5) It's been around a while, must be alright then. Malaria predates the existence of human civilization so I'm sure that too is a great thing to recommend to people.
6) You are correct in saying that bestiality is legal in some countries and states. The word 'some' is doing a lot of work in that sentence and might indicate that the majority of people view this sort of stuff as completely fucked up. For reference it's been illegal in the UK to have sex with animals since 1290, so frowning upon having sex with dogs is hardly something revolutionary in the civilised world.
7) Really? I would have never guessed that fucking dogs is something that most people wouldn't do, as a lot of people have at least a shred of dignity. If you're the sort of person that gets sexually excited over dogs then you are in a huge minority, and it's not hard to work out why.
8) I'm glad it's convenient for you. It's also convenient to murder everyone who lives down the same street as you, but you don't use that as an excuse to start breaking the law do you? How desperate are you for sex? If you want convenient sex then why not just get a human partner? Not that a human partner is likely after you released this video.
9) Of course they don't nag or complain, they're dogs. Unless you're an expert in animal psychology, which I highly doubt, then how the fuck do you know how the dog is feeling? You must be aware that dogs show emotion in different ways to humans, so for all you know the dog could be dying inside a little each time his tongue has to go inside you.
10) Fuck me, I didn't realise this scheme was some sort of sex slavery. If this makes you want to fuck dogs then I'm not only concerned for your wellbeing, but humanity as a whole. How as a species have we let this happen?
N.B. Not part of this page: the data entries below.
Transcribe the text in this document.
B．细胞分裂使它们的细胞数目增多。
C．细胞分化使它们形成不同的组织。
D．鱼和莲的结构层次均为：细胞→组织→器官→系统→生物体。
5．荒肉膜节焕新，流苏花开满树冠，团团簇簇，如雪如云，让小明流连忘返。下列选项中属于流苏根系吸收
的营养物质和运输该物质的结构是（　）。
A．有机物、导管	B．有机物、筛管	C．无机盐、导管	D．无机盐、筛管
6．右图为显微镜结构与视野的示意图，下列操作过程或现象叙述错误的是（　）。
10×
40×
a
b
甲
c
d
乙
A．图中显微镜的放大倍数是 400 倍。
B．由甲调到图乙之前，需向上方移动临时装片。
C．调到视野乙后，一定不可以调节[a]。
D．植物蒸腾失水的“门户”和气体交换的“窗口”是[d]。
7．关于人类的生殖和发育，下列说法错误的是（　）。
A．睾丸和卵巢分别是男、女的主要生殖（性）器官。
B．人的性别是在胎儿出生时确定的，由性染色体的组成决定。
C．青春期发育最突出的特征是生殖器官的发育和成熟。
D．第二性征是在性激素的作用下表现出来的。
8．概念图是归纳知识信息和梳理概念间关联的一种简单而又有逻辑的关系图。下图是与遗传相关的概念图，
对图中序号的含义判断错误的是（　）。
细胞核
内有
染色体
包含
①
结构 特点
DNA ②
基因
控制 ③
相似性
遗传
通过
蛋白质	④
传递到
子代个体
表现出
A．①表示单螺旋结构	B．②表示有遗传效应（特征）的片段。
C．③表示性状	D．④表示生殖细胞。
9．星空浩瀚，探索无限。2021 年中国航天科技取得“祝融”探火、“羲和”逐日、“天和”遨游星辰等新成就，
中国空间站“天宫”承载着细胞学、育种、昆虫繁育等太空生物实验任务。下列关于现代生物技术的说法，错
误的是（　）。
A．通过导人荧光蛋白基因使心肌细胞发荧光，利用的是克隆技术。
Just in case you do fancy a bit of fun with your pet after watching this then please first consider whether you have at least a shred of human decency. If not then bestiality might be a good thing for your life, but please don't assume that because something breathes it instantly means you should feel entitled to start shagging it unless you really are that desperate. Not only is this sort of bestiality borderline sadistic, but it's also really fucking disturbing and degrades humanity as a whole. So no people, stop fucking dogs and broadcasting it all over the internet.